1 Mi alma {nefesh: vida interior} está hastiada de mi vida; dejaré {e'ezvah: facultad de dejar salir} que mi lamento brote de mí; hablaré con la amargura de mi alma.
2 Me dirigiré a Dios {Eloah, Juez Soberano}: “No me declares culpable {tarshieni: declarar culpable}; hazme comprender por qué entablas juicio contra mí.”
3 ¿Te parece bueno oprimir, despreciar el esfuerzo {yegia: labor ardua} de tus manos y hacer brillar tu favor sobre el consejo {atsat: deliberado} de los malvados?
4 ¿Tienes acaso ojos de carne {basar: naturaleza humana}, o contemplas con la vista de un hombre {enosh: ser mortal}?
5 ¿Se equiparan tus {kha: posesivo divino} días con los de una persona frágil {enosh: mortal finito}, y tus años con los de un varón robusto {gaver: persona vigorosa}?
6 ¿Es para eso que tú {Dios, Juez Inquisitivo} buscas mi iniquidad {avon: culpa arraigada} y mi pecado, y que investigas?
7 Tú {YHWH, Omnisciencia} sabes que no soy impío {ersha: naturaleza malvada}; y nadie puede arrancarme de tu mano.
8 Tus {YHWH, Soberano Creador} manos {yadekha: Símbolo de Poder Creativo} me formaron y me hicieron, juntas a mi alrededor; luego me engulliste.
9 Recuerda, te ruego, que tú {Alfarero Divino} me formaste como barro {chomer: materia maleable}; ¿Y me devolverás al polvo?
10 ¿No me vertiste tú {Dios, Alfarero Celestial} como leche y me cuajaste como cuajada {gevina: sustancia sólida formada por coagulación}?
11 Tú {YHWH, Formador del Cuerpo} me has revestido con piel y carne, y me has entretejido con huesos y tendones {gidim: Conexiones Corporales}.
12 Has otorgado a mi ser vida y misericordia {chesed: bondad leal}, y tu {YHWH, Sustentador Fiel} supervisión {pekudah: supervisión atenta} ha protegido mi espíritu.
13 Pero estas cosas tú {Ocultador de Designios} las guardaste en tu corazón {levav: centro del ser}; yo supe que esto está contigo.
14 Si he pecado, tú {YHWH, Vigilante del Corazón} me has observado, y no me declararás limpio de mi iniquidad {avon: culpa moral}.

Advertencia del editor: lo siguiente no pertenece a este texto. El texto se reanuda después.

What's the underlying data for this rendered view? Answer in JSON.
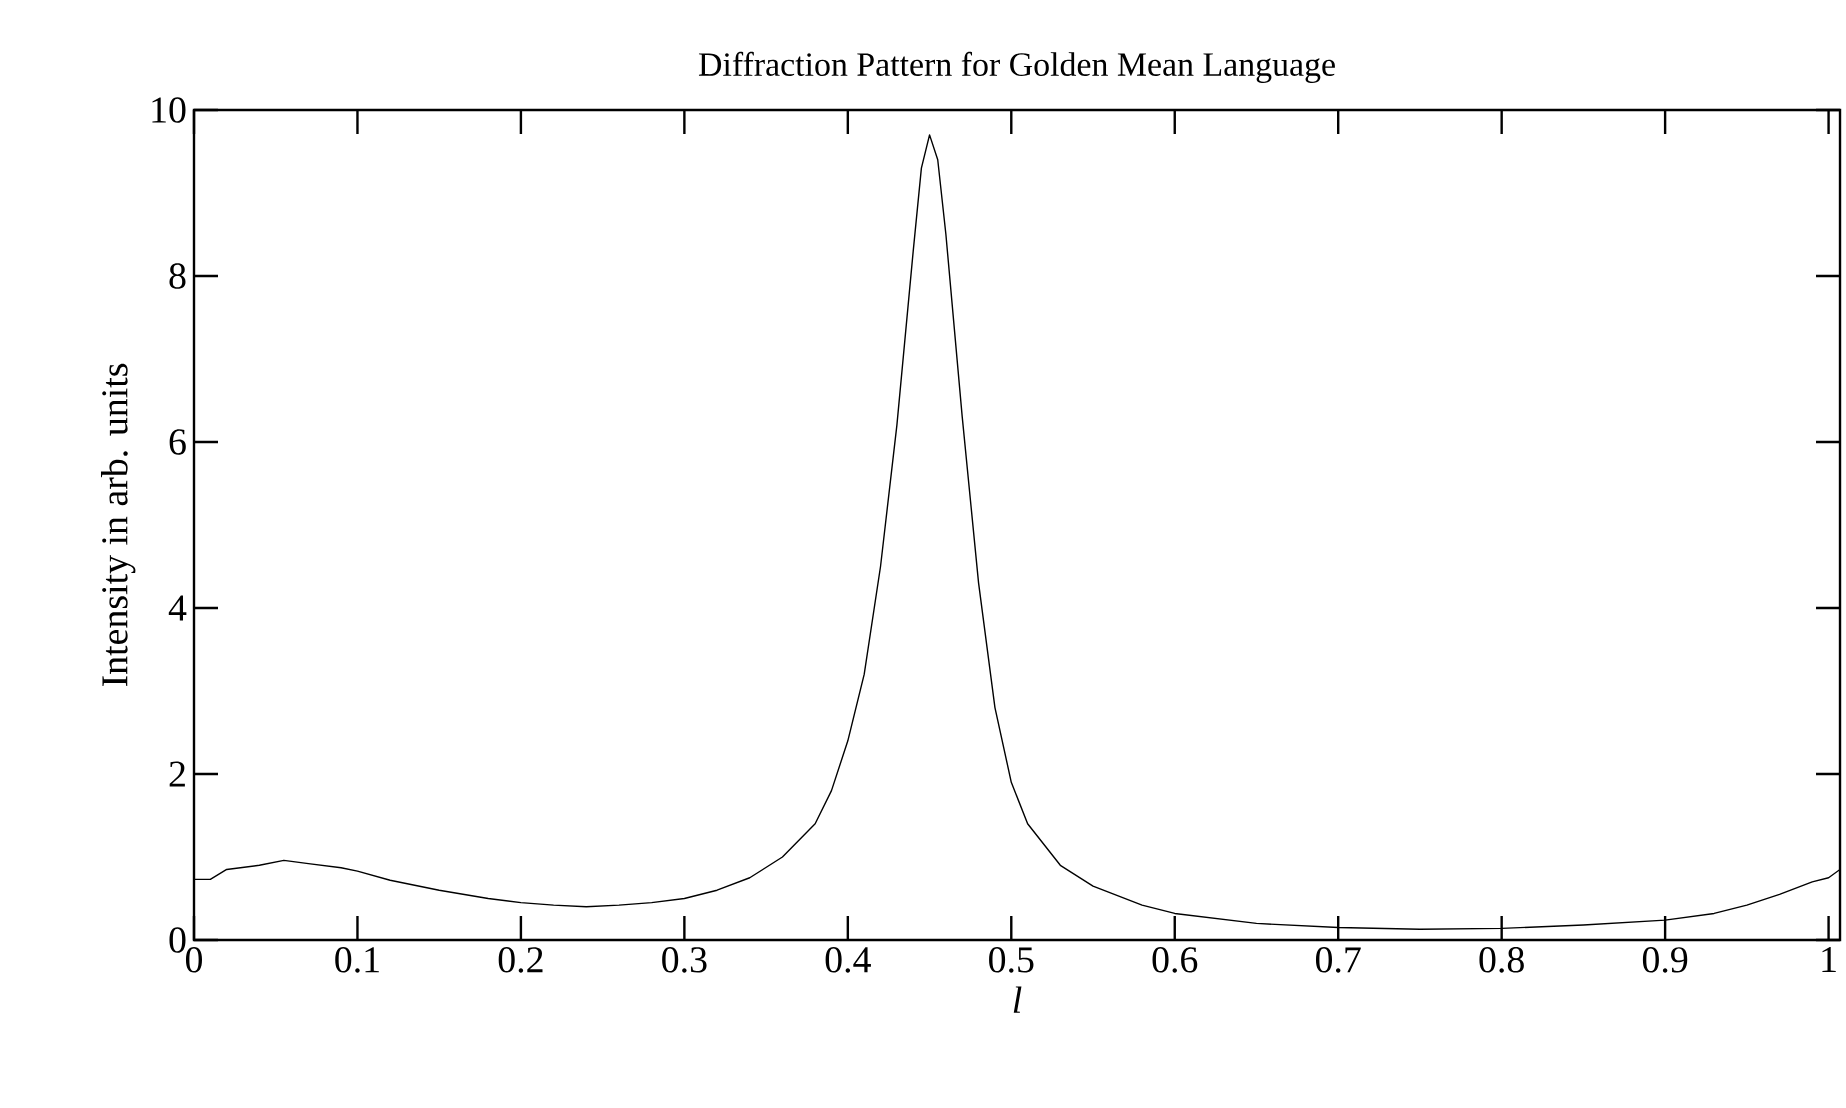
{
  "chart_data": {
    "type": "line",
    "title": "Diffraction Pattern for Golden Mean Language",
    "xlabel": "*l*",
    "ylabel": "Intensity in arb. units",
    "xlim": [
      0,
      1.007
    ],
    "ylim": [
      0,
      10
    ],
    "xticks": [
      0,
      0.1,
      0.2,
      0.3,
      0.4,
      0.5,
      0.6,
      0.7,
      0.8,
      0.9,
      1
    ],
    "yticks": [
      0,
      2,
      4,
      6,
      8,
      10
    ],
    "line_style": "solid",
    "series": [
      {
        "color": "#000000",
        "x": [
          0,
          0.01,
          0.02,
          0.04,
          0.055,
          0.07,
          0.09,
          0.1,
          0.12,
          0.15,
          0.18,
          0.2,
          0.22,
          0.24,
          0.26,
          0.28,
          0.3,
          0.32,
          0.34,
          0.36,
          0.38,
          0.39,
          0.4,
          0.41,
          0.42,
          0.43,
          0.44,
          0.445,
          0.45,
          0.455,
          0.46,
          0.47,
          0.48,
          0.49,
          0.5,
          0.51,
          0.53,
          0.55,
          0.58,
          0.6,
          0.65,
          0.7,
          0.75,
          0.8,
          0.85,
          0.9,
          0.93,
          0.95,
          0.97,
          0.99,
          1.0,
          1.007
        ],
        "values": [
          0.73,
          0.73,
          0.85,
          0.9,
          0.96,
          0.92,
          0.87,
          0.83,
          0.72,
          0.6,
          0.5,
          0.45,
          0.42,
          0.4,
          0.42,
          0.45,
          0.5,
          0.6,
          0.75,
          1.0,
          1.4,
          1.8,
          2.4,
          3.2,
          4.5,
          6.2,
          8.3,
          9.3,
          9.7,
          9.4,
          8.5,
          6.3,
          4.3,
          2.8,
          1.9,
          1.4,
          0.9,
          0.65,
          0.42,
          0.32,
          0.2,
          0.15,
          0.13,
          0.14,
          0.18,
          0.24,
          0.32,
          0.42,
          0.55,
          0.7,
          0.75,
          0.85
        ]
      }
    ]
  }
}
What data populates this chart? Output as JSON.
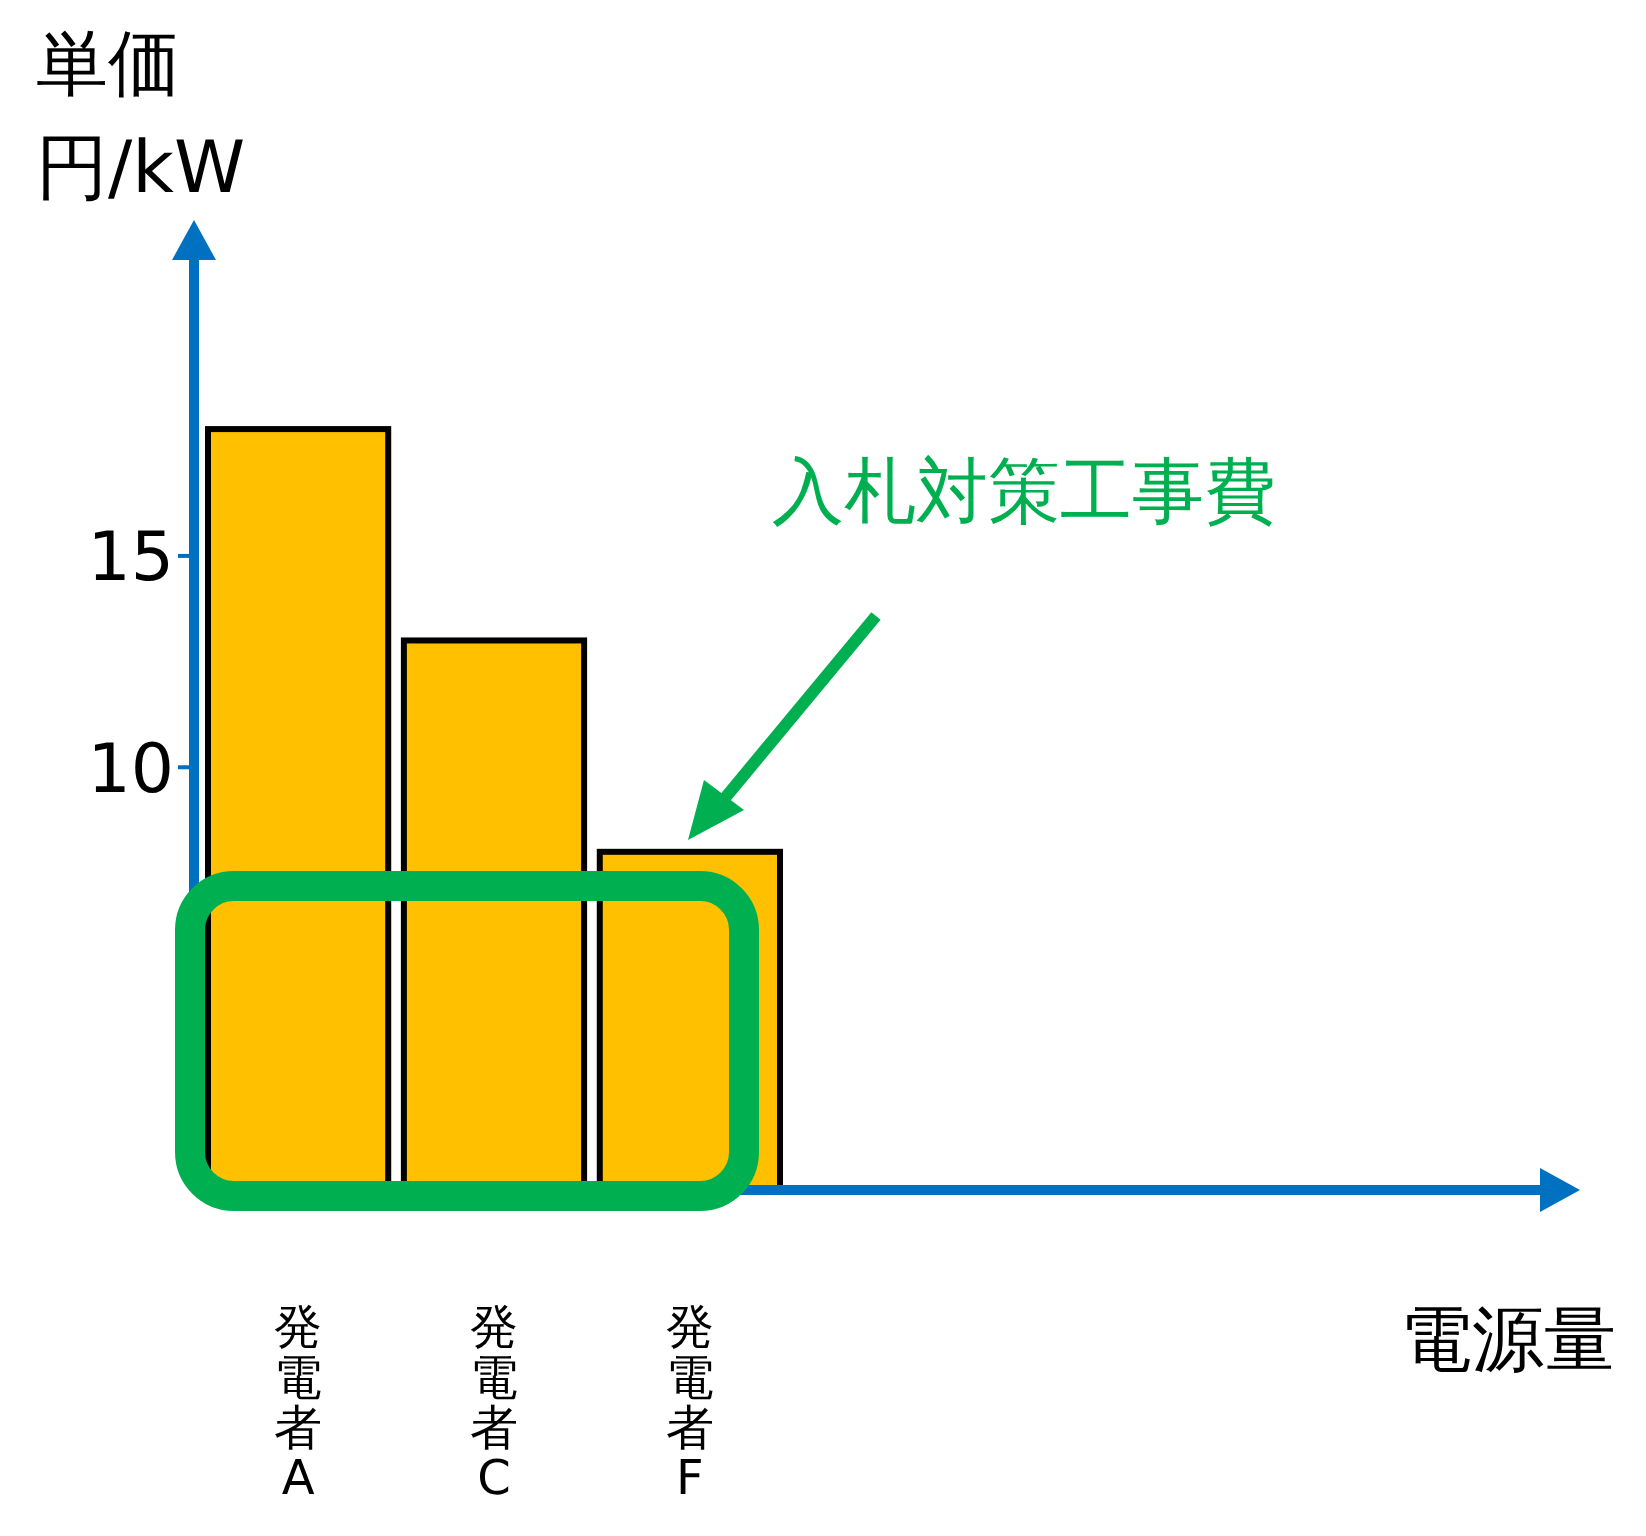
{
  "chart_data": {
    "type": "bar",
    "ylabel": "単価",
    "categories": [
      "発電者A",
      "発電者C",
      "発電者F"
    ],
    "values": [
      18,
      13,
      8
    ],
    "color": "#ffc000",
    "ylim": [
      0,
      22
    ],
    "yticks": [
      10,
      15
    ],
    "annotations": [
      "入札対策工事費",
      "円/kW",
      "電源量"
    ]
  }
}
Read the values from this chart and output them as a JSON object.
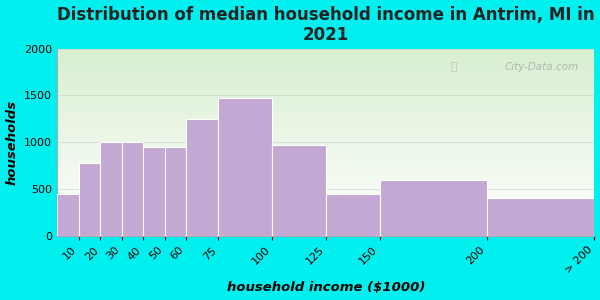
{
  "title": "Distribution of median household income in Antrim, MI in\n2021",
  "xlabel": "household income ($1000)",
  "ylabel": "households",
  "bin_edges": [
    0,
    10,
    20,
    30,
    40,
    50,
    60,
    75,
    100,
    125,
    150,
    200,
    250
  ],
  "tick_labels": [
    "10",
    "20",
    "30",
    "40",
    "50",
    "60",
    "75",
    "100",
    "125",
    "150",
    "200",
    "> 200"
  ],
  "values": [
    450,
    780,
    1000,
    1000,
    950,
    950,
    1250,
    1475,
    975,
    450,
    600,
    400
  ],
  "bar_color": "#C4A8D4",
  "bar_edge_color": "#C4A8D4",
  "outer_bg": "#00EFEF",
  "ylim": [
    0,
    2000
  ],
  "yticks": [
    0,
    500,
    1000,
    1500,
    2000
  ],
  "title_fontsize": 12,
  "label_fontsize": 9.5,
  "tick_fontsize": 8,
  "watermark": "City-Data.com"
}
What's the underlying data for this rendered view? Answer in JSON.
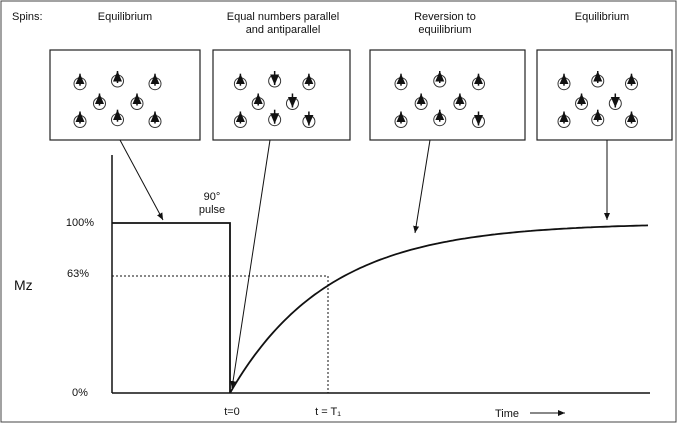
{
  "header": {
    "label": "Spins:"
  },
  "panels": [
    {
      "label": [
        "Equilibrium"
      ]
    },
    {
      "label": [
        "Equal numbers parallel",
        "and antiparallel"
      ]
    },
    {
      "label": [
        "Reversion to",
        "equilibrium"
      ]
    },
    {
      "label": [
        "Equilibrium"
      ]
    }
  ],
  "pulse": [
    "90°",
    "pulse"
  ],
  "y_axis": {
    "label": "Mz",
    "ticks": [
      "100%",
      "63%",
      "0%"
    ]
  },
  "x_axis": {
    "ticks": [
      "t=0",
      "t = T₁"
    ],
    "label": "Time"
  }
}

15 Si he obrado malvadamente {rasha'ti: obrar injustamente}, ¡ay de mí! Y si he sido justo, no levantaré mi cabeza; estoy saciado de deshonra y mira mi aflicción {onyi: sufrimiento personal}.
16 Si alzo mi cabeza, como un león tú me acecharás {YHWH, Juez Soberano}, y volverás a obrar maravillas {titpalla-vi: realizar actos extraordinarios} contra mí.
17 Tú {YHWH, Juez Soberano} renuevas tus testigos contra mí; haces crecer tu furia sobre mí; relevos {chalifot: ciclos de tribulación} y hueste están conmigo.
18 ¿Por qué me has extraído {hotzeta-ni: acción causativa} del seno materno? ¡Ojalá expirara, y ningún ojo {ayin: órgano de visión, metáfora de testigo} llegara siquiera a verme!
19 Habría sido como si jamás hubiese existido {hayiti: existencia previa}, llevado desde el vientre hasta la tumba {laqever: sepultura}.
20 ¿No son pocos mis días? Cesa, pues, y aléjate de mí {mimmenní: de mi persona}, para que pueda animarme {avligah: dar aliento} un poco.
21 Antes de que me vaya sin retorno a la tierra de oscuridad {khoshekh: ausencia total de luz} y de sombra de muerte {tsalmawet: profunda tiniebla}.
22 Un terreno sumido en profunda oscuridad {eifatah: densa sombra}, como tinieblas y sombra de muerte {tzal-mavet: peligro mortal}, carente de todo orden, donde hasta la luz resplandece como tinieblas.